Talk about your personal understanding of the B+ tree

Today is the first day of the rest of your life. Today is the first day of the rest of your life.

preface

Gold three silver four, job seekers more and more active, interviewers ask questions from a more difficult Angle. In a word, ask the underlying implementation. We all know that THE implementation of MySQL index uses B+ tree, this article is mainly to share a little personal understanding of B+ tree.

Why do MySQL indexes use B+ trees?

As we all know, there are many data structures that are more efficient to find, so why use B+ trees? First, briefly analyze several data structures with high query efficiency.

Hash table

The query performance of hash table is very good, the time complexity is O(1). However, hash tables do not support fast lookup of data by interval.

Jump table

A skip list is composed of multiple indexes on top of a linked list. It supports quickly inserting, finding, and deleting data in order (logn) time. Also, the hop table supports fast lookup of data by interval. All you need to do is locate the node in the list that corresponds to the starting point of the interval, and then from that node through the list to the node that corresponds to the end point of the interval, and the data that you get from the traversal is the data that satisfies the interval value.

Ps: Redis’ ordered set is built by the jump table + hash table

It looks as if a skip table could also satisfy the index requirements. Maybe because there was a B+ tree and then there was a skip list, so that’s why I chose B+, right?

Balanced binary lookup trees

Balanced binary search tree query performance is high, the time complexity is O(logn). Furthermore, an in-order traversal of the tree yields an ordered sequence of data from small to large, but this is still not enough to support a quick lookup of data by interval.

And we need to consider the DISK IO, data index is stored on the disk, when the use of the index, the index will be added to the memory, (memory access speed exceeds the speed of the disk access) when the data is large enough, the index is added to the memory, obviously not realistic.

B tree

Now, if you look at the B tree, B tree is more divided than a balanced binary search tree, so it’s a multi-fork balanced search tree. So B has a lower height and more forks.

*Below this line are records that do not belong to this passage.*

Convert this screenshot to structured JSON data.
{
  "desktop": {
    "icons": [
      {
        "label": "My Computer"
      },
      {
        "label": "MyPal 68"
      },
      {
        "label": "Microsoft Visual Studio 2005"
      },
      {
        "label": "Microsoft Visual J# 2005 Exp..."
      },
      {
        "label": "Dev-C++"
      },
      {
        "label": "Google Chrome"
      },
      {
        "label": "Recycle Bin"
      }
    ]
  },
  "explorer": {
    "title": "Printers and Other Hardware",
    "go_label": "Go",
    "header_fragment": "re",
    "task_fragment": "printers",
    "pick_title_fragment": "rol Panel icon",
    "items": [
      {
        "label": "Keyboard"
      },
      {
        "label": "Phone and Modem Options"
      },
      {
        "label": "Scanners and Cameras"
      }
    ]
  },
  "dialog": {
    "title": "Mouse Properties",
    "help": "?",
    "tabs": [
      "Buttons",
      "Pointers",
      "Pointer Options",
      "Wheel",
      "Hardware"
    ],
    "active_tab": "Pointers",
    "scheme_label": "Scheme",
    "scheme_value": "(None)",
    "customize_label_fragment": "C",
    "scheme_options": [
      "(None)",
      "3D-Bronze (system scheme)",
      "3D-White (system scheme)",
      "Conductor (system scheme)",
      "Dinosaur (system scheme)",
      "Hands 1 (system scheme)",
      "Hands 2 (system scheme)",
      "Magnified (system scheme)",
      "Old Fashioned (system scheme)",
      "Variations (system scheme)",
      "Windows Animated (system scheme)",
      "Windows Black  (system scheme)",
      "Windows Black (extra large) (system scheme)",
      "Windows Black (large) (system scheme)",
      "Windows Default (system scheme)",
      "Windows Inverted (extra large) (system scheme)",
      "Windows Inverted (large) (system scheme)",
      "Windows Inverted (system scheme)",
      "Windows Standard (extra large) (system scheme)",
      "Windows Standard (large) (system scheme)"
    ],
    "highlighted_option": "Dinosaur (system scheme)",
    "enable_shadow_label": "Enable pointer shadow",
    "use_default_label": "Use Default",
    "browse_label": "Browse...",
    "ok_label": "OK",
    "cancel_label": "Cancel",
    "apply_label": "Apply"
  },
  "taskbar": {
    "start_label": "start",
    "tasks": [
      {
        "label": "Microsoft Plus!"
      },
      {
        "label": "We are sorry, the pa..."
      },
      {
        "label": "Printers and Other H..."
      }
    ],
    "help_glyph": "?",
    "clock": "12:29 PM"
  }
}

If the binary search tree is compared to a person, then the person is tall and thin, B tree is short and fat, a true portrayal of hua, pierced the heart…

Ps: The disk reads and writes as many times as the tree is tall. And then there’s the mongodb index that uses B.

B + tree

B tree and B+ tree are actually a kind of tree, first from B tree to B+ tree layer by layer, step by step analysis.

The difference between B trees and B+ trees

B tree is a self – balancing multi – fork search tree. It has the following advantages:

Keep the keys in order to iterate in order
Use hierarchical indexes to minimize disk reads
Use partially filled blocks to speed up inserts and deletions
Maintain index balance through elegant traversal algorithm
Minimize space waste by keeping internal nodes at least half full.
You can handle any number of inserts and deletions.

B+ tree is equivalent to the upgraded version of B tree. Compared with B tree, B+ tree makes full use of node space and makes the query speed more stable. Its speed is completely close to binary search (binary search speed is not explained). B+ has the following advantages on the basis of B tree:

B+ tree has fewer layers: B+ tree stores more key words per non-leaf node, and the tree has fewer layers so the query data is faster;
B+ tree query speed is more stable: B+ all keyword data addresses exist on leaf nodes, so the number of times of each search is the same, so the query speed is more stable than B tree;
B+ tree naturally has sorting function: all leaf node data of B+ tree constitute an ordered linked list, which is more convenient to query data within the size range. Data tightness is high, and the cache hit ratio is higher than that of B tree.
B+ tree traversal of all nodes is faster: B+ tree traversal of the whole tree only requires traversal of all leaf nodes, instead of traversal of each layer as B tree does, which is conducive to full table scan of the database.

conclusion

Because of this nature of B+ trees, this data structure is often used in file systems and database indexes. By expanding the storage number of each node, continuous data can be located and accessed quickly, effectively reducing the search time, improving storage space locality, and reducing I/O operations.

B+ tree

The number of neutron nodes per node cannot exceed M and cannot be less than m/2
An exception is that the number of children of a root node may not exceed m/2
The m-tree only stores indexes, it doesn’t really store data, it’s kind of like a skip table
The leaf nodes are linked together in a linked list to facilitate searching by interval
In general, the root node is stored in memory and the other nodes are stored on disk

Q: Why does Mysql use B+ tree instead of B tree

BB for a long time, the key to.

1. Impact of IO on performance

Each node of the B tree stores data, whereas the B+ tree stores data only on the leaf nodes, so for the same amount of data, the B tree has a higher height and more IO (usually height =IO number).

2. For storage and use

Database indexes are stored on disks. If the amount of data is too large, the entire index cannot be loaded into memory. Instead, each disk page (corresponding to the node of the index tree) can be loaded in fragments.

3. Further optimization of mysql base

The leaf node is a two-way linked list, and the head node and the tail node of the list are also circular pointing.

end

Your likes and attention are the biggest support for me, thank you!